You are viewing a plain text version of this content. The canonical link for it is here.
Posted to user@hbase.apache.org by Yossi Ittach <yo...@gmail.com> on 2008/10/27 14:33:56 UTC

HBase RegionServer and Hadoop : Basic Question

Hi All

I've looked at http://wiki.apache.org/hadoop/Hbase/HbaseArchitecture but I
couldn't get a sure answer. This is a basic question , but it will clearify
a lot of things for , so your answer is appreciated :)

When I'm entering 256Mb of data to a table , the data itself is stored on
Hadoop DFS  (256Mb) and the RegionServer *MapFile* (in the memcahe) contains
the reference to the location of the row "war and peace" ?

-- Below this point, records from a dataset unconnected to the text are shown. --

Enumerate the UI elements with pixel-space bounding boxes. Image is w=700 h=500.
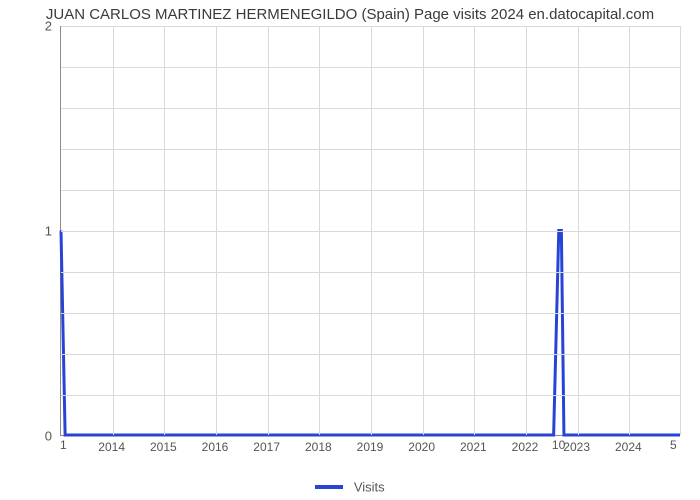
x-tick-label: 2024 — [615, 440, 642, 454]
gridline-horizontal — [61, 231, 680, 232]
axis-extra-label: 10 — [552, 438, 565, 452]
axis-extra-label: 1 — [60, 438, 67, 452]
visits-chart: JUAN CARLOS MARTINEZ HERMENEGILDO (Spain… — [0, 0, 700, 500]
x-tick-label: 2020 — [408, 440, 435, 454]
x-tick-label: 2018 — [305, 440, 332, 454]
x-tick-label: 2014 — [98, 440, 125, 454]
y-tick-label: 1 — [12, 224, 52, 239]
x-tick-label: 2017 — [253, 440, 280, 454]
gridline-vertical — [680, 26, 681, 435]
x-tick-label: 2023 — [563, 440, 590, 454]
gridline-horizontal-minor — [61, 354, 680, 355]
x-tick-label: 2015 — [150, 440, 177, 454]
gridline-horizontal-minor — [61, 395, 680, 396]
gridline-horizontal-minor — [61, 149, 680, 150]
y-tick-label: 2 — [12, 19, 52, 34]
x-tick-label: 2022 — [512, 440, 539, 454]
legend: Visits — [0, 478, 700, 496]
x-tick-label: 2019 — [357, 440, 384, 454]
y-tick-label: 0 — [12, 429, 52, 444]
gridline-horizontal-minor — [61, 67, 680, 68]
gridline-horizontal — [61, 26, 680, 27]
axis-extra-label: 5 — [670, 438, 677, 452]
x-tick-label: 2016 — [202, 440, 229, 454]
legend-swatch — [315, 485, 343, 489]
x-tick-label: 2021 — [460, 440, 487, 454]
gridline-horizontal-minor — [61, 108, 680, 109]
gridline-horizontal-minor — [61, 190, 680, 191]
legend-label: Visits — [354, 479, 385, 494]
plot-area — [60, 26, 680, 436]
chart-title: JUAN CARLOS MARTINEZ HERMENEGILDO (Spain… — [0, 6, 700, 23]
gridline-horizontal-minor — [61, 313, 680, 314]
gridline-horizontal-minor — [61, 272, 680, 273]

A RegionSplit occurs when the MapFile is bigger then 256Mb (default) or when
the *content* stored on Hadoop DFS specific location is greater the 256Mb?

Thanks!










Vale et me ama
Yossi

RE: HBase RegionServer and Hadoop : Basic Question

Posted by "Jim Kellerman (POWERSET)" <Ji...@microsoft.com>.
answers in-line below:
> -----Original Message-----
> From: Yossi Ittach [mailto:yossale@gmail.com]
> Sent: Monday, October 27, 2008 6:34 AM
> To: hbase-user@hadoop.apache.org
> Subject: HBase RegionServer and Hadoop : Basic Question
>
> Hi All
>
> I've looked at http://wiki.apache.org/hadoop/Hbase/HbaseArchitecture but I
> couldn't get a sure answer. This is a basic question , but it will
> clearify
> a lot of things for , so your answer is appreciated :)
>
> When I'm entering 256Mb of data to a table , the data itself is stored on
> Hadoop DFS  (256Mb) and the RegionServer *MapFile* (in the memcahe)
> contains the reference to the location of the row "war and peace" ?

No. When an update is received, it is first written to a write ahead log
(HLog) and then is stored in memcache. When the memcache reaches a
configurable size (default is 64 MB), it is written to a MapFile.
When the number of MapFiles exceeds a threshold they are compacted into
one or two MapFiles.

> A RegionSplit occurs when the MapFile is bigger then 256Mb (default) or
> when the *content* stored on Hadoop DFS specific location is greater the
> 256Mb?

A region split occurs when the aggregate MapFile size for a single
column family exceeds 256 MB (also configurable).

>
> Thanks!
>
>
>
>
>
>
>
>
>
>
> Vale et me ama
> Yossi